In summary, while promoting economic development and the construction and development of urban infrastructure, priority should be given to SDG 8, SDG 9, and SDG 15 to ensure economic growth while minimizing ecological damage. In the context of ongoing industrial innovation, management should be conducted in accordance with SDG 4 and SDG 10 to ensure that the development of UI benefits all groups. Ultimately, these measures will drive the achievement of SDG 11, helping cities in the Pearl River Delta region move toward inclusive, safe, resilient, and sustainable development.

Conclusion

The present study takes the Pearl River Delta region of Guangdong Province as its research object and constructs a resilience assessment framework for urban infrastructure under flood disaster scenarios based on the pressure-state-response (PSR) model. In terms of research methods, the entropy weight method and the sudden change series method are comprehensively utilised to quantitatively measure the resilience level of urban infrastructure under flood disaster conditions. ArcGIS was used to generate a spatial distribution map of UI resilience under flood disasters, which was then imported into GeoDa for an in-depth analysis of the spatiotemporal evolution characteristics of the Pearl River Delta between 2018 and 2023. Given the Pearl River Delta’s national strategic significance in China, targeted development recommendations are proposed to enhance the region’s flood disaster response capabilities and improve the resilience of its urban infrastructure. The main conclusions are as follows:

  1. (1)

    The results of the UI resilience evaluation indicate that the overall resilience of UI in the Pearl River Delta is increasing, albeit with fluctuations between 2018 and 2023. Cities in the Pearl River Delta continue to encounter difficulties in the management of flood disasters and the construction of UI, necessitating the urgent enhancement of flood disaster response capabilities and the improvement of the operational stability of urban infrastructure.

  2. (2)

    The findings of the present study, based on an annual spatiotemporal evolution analysis, demonstrate that UI resilience in the Pearl River Delta exhibits a positive spatial correlation pattern, albeit with weak spatial clustering, which gives rise to local spatial differences. This phenomenon can be attributed to the significant influence of the more developed cities of Guangzhou and Shenzhen within the study area. Future efforts should focus on promoting regional cooperation and exchange, leveraging the leading role of cities with high UI resilience to drive the development of cities with lower resilience, thereby narrowing the development gap between regions.
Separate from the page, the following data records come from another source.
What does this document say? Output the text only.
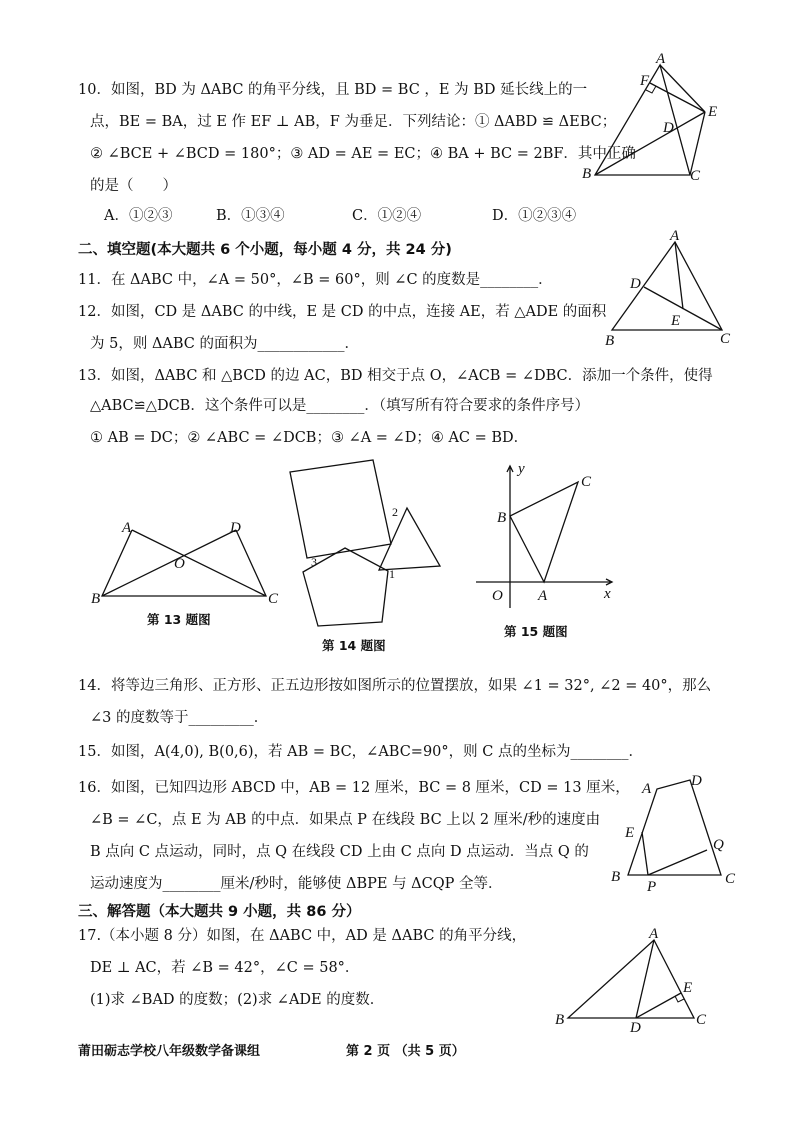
10．如图，BD 为 ΔABC 的角平分线，且 BD = BC ，E 为 BD 延长线上的一
点，BE = BA，过 E 作 EF ⊥ AB，F 为垂足．下列结论：① ΔABD ≌ ΔEBC；
② ∠BCE + ∠BCD = 180°；③ AD = AE = EC；④ BA + BC = 2BF．其中正确
的是（　　）
A．①②③	B．①③④	C．①②④	D．①②③④
A
F
E
D
B	C
二、填空题(本大题共 6 个小题，每小题 4 分，共 24 分)
11．在 ΔABC 中，∠A = 50°，∠B = 60°，则 ∠C 的度数是________．
A
D
E
B	C
12．如图，CD 是 ΔABC 的中线，E 是 CD 的中点，连接 AE，若 △ADE 的面积
为 5，则 ΔABC 的面积为____________．
13．如图，ΔABC 和 △BCD 的边 AC，BD 相交于点 O，∠ACB = ∠DBC．添加一个条件，使得
△ABC≌△DCB．这个条件可以是________．（填写所有符合要求的条件序号）
① AB = DC；② ∠ABC = ∠DCB；③ ∠A = ∠D；④ AC = BD．
A	D
O
B	C
第 13 题图
2
3
1
第 14 题图
y
x
C
B
O A
第 15 题图
14．将等边三角形、正方形、正五边形按如图所示的位置摆放，如果 ∠1 = 32°, ∠2 = 40°，那么
∠3 的度数等于_________．
15．如图，A(4,0), B(0,6)，若 AB = BC，∠ABC=90°，则 C 点的坐标为________．
16．如图，已知四边形 ABCD 中，AB = 12 厘米，BC = 8 厘米，CD = 13 厘米，
∠B = ∠C，点 E 为 AB 的中点．如果点 P 在线段 BC 上以 2 厘米/秒的速度由
B 点向 C 点运动，同时，点 Q 在线段 CD 上由 C 点向 D 点运动．当点 Q 的
运动速度为________厘米/秒时，能够使 ΔBPE 与 ΔCQP 全等．
A	D
E
Q
B
P	C
三、解答题（本大题共 9 小题，共 86 分）
17.（本小题 8 分）如图，在 ΔABC 中，AD 是 ΔABC 的角平分线，
DE ⊥ AC，若 ∠B = 42°，∠C = 58°．
(1)求 ∠BAD 的度数；(2)求 ∠ADE 的度数．
A
E
B	D	C
莆田砺志学校八年级数学备课组	第 2 页 （共 5 页）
Despite these advantages, there are also certain limitations. Currently, the assessment of UI resilience primarily selects relevant factors from three aspects: pressure, state, and response. The evaluation indicators do not fully cover all aspects of urban infrastructure. As UI continues to develop, the evaluation indicators for UI resilience under flood disasters should be gradually updated in the future. Additionally, future research should consider the economic development disparities and the severity of flood disasters across different regions, reconfigure the UI resilience assessment indicator system, with a focus on the resilience characteristics of UI in such cities.